Wiele dóbr i usług w ogóle nie ma rynkowej ceny. Autorzy raportu zwracają uwagę przede wszystkim na usługi świadczone przez państwo, takie jak edukacja i służba zdrowia. Przyjęta praktyka wyceniania tego typu nienamacalnej produkcji na podstawie przekazanych w nią nakładów ma tę wadę, że trudny do uchwycenia jest wzrost jakości tych usług.

W czasie gdy PKB upowszechniał się jako miara zamożności społeczeństwa (opracowano ją w latach 30. XX wieku), komplikacja ta nie była zanadto uciążliwa. Od tego czasu znacząco jednak wzrósł udział państwa w gospodarce: o ile 60 lat temu rząd Francji odpowiadał za 27,6 proc. PKB, a rząd USA za 21,4 proc. PKB, dziś udziały te wynoszą odpowiednio 52,7 i 38,6 proc.
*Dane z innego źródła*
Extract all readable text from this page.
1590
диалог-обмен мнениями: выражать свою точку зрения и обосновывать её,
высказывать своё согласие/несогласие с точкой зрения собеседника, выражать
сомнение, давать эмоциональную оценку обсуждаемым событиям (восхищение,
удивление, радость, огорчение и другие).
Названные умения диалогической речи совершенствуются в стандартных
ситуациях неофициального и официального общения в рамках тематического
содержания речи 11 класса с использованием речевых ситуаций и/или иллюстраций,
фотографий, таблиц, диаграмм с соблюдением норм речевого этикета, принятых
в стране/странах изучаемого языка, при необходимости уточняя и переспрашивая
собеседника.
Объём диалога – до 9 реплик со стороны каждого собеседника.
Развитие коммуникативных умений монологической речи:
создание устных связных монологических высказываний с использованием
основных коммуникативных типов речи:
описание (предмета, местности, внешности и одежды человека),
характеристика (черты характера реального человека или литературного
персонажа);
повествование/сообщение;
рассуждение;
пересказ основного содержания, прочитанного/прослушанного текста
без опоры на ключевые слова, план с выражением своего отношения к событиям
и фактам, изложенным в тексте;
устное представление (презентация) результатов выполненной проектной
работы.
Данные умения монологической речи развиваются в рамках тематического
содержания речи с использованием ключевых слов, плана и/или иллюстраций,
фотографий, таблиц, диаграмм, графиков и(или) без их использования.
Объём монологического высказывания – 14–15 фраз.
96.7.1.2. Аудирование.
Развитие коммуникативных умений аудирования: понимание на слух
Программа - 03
Nie dziwi więc, że to Francja idzie w awangardzie zmian.

Zmiany jakościowe stanowią jednak bolączkę nie tylko w odniesieniu do sektora publicznego. – Obecnie w wielu krajach i sektorach wzrost produkcji oznacza raczej poprawę jakości dóbr, a nie ich ilości – wskazuje zespół Stiglitza. Jest to oczywiste w przypadku branż zaawansowanych technologicznie, ale dotyczy nawet handlu: większa liczba sklepów czy większy wybór towarów poprawiają standard życia, ale wszystkich tego typu zmian nie sposób włączyć do PKB. Zaniżając znaczenie poprawy jakości dóbr i usług, automatycznie zawyżamy inflację, co z kolei ujemnie wpływa na ocenę realnej konsumpcji.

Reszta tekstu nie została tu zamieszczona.